Two humans being one too many, the seal and several of its companions rolled over to one side and slipped smoothly into the water. Pender, too, rolled over and stared at the man standing on top of a rock ten yards behind his position. It was the old priest dressed in hiking gear that looked straight out of a Hillary and Tensing photograph.
“Ah, there you are,” said Pender, his left hand rising in greeting. “I was beginning to wonder.”
“Wonder is always something I would encourage,” came the prompt reply. It was unclear for a moment as to which man would make the first move, but an especially big wave showered Pender with spume. Placing his hands around the camera to protect it from the salt water he sprang up as quickly as his stiff joints would allow and covered the distance between the two of them in a series of short steps and slight leaps.
“I wasn't sure you would make it,” he said, slightly out of bre
ath and standing on an adjoining rock.
“Oh, I've been here, or at least hereabouts, for several days,” was the response. “I see you have been photographing seals. Fascinating creatures. In the old days they were considered to be the reincarnations of drowned sailors. And perhaps they are. Come, walk with me back to the beach.”
Without waiting, the priest turned and with a litheness that belied his age negotiated several other rocks before dropping down onto the sand. Pender followed, a little more slowly. His camera would not take well to a tumble.

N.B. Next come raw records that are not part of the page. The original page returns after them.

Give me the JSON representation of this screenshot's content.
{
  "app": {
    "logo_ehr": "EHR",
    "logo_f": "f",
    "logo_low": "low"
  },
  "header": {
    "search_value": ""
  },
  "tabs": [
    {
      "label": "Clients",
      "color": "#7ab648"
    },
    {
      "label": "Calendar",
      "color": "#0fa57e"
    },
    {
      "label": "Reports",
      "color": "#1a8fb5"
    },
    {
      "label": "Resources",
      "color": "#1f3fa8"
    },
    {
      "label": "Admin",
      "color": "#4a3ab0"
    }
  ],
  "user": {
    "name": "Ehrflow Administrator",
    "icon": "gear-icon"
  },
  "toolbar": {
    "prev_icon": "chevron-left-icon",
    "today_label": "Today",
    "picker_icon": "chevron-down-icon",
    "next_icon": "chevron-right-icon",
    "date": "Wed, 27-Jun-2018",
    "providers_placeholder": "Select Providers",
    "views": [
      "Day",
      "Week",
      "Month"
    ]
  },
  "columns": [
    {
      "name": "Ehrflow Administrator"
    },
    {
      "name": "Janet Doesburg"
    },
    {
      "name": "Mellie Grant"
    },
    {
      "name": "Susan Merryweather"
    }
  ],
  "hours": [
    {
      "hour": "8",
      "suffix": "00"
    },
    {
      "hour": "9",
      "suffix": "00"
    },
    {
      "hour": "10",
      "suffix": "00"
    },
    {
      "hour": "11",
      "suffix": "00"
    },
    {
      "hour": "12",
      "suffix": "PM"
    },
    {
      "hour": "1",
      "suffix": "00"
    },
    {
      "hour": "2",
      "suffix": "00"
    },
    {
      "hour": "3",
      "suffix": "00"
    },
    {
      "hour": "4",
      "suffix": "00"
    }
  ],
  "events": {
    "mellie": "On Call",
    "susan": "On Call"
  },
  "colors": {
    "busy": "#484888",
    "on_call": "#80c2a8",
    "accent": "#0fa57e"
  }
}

“Splendid day,” the priest said, his arms spread wide. “God is smiling on the world, or at least this precious corner of it.”
Pender caught up. “God might be smiling, but I'd be a little worried over what he's thinking. One of his representatives on earth plotting murder, double murder, perhaps even the multiple kind.”
The older man stopped and stubbed a booted toe in the sand. “Oh come, come, Mr. Pender. Remember, we don't always call it murder. We churchmen have notched up more than two thousand years of calling it by other names.”
“Call it what you like,” Pender retorted. “This time around it's not some bloodsucking tin pot dictator in a jungle clearing. These guys are serious shit and seriously protected. I thought the photo covers in the envelope were a mistake. But they're not, are they? You want me to pop off the president and the prime minister, and I don't even know bloody well why.”
The old man turned and faced the water. He put his hands in pockets in the front of his windbreaker, thus giving himself the appearance of a meditating monk in a habit.
“Well, I'm glad you want to know why, Mr. Pender,” he said. “I can only assume that we're off the mark and the mission has been accepted in principle.”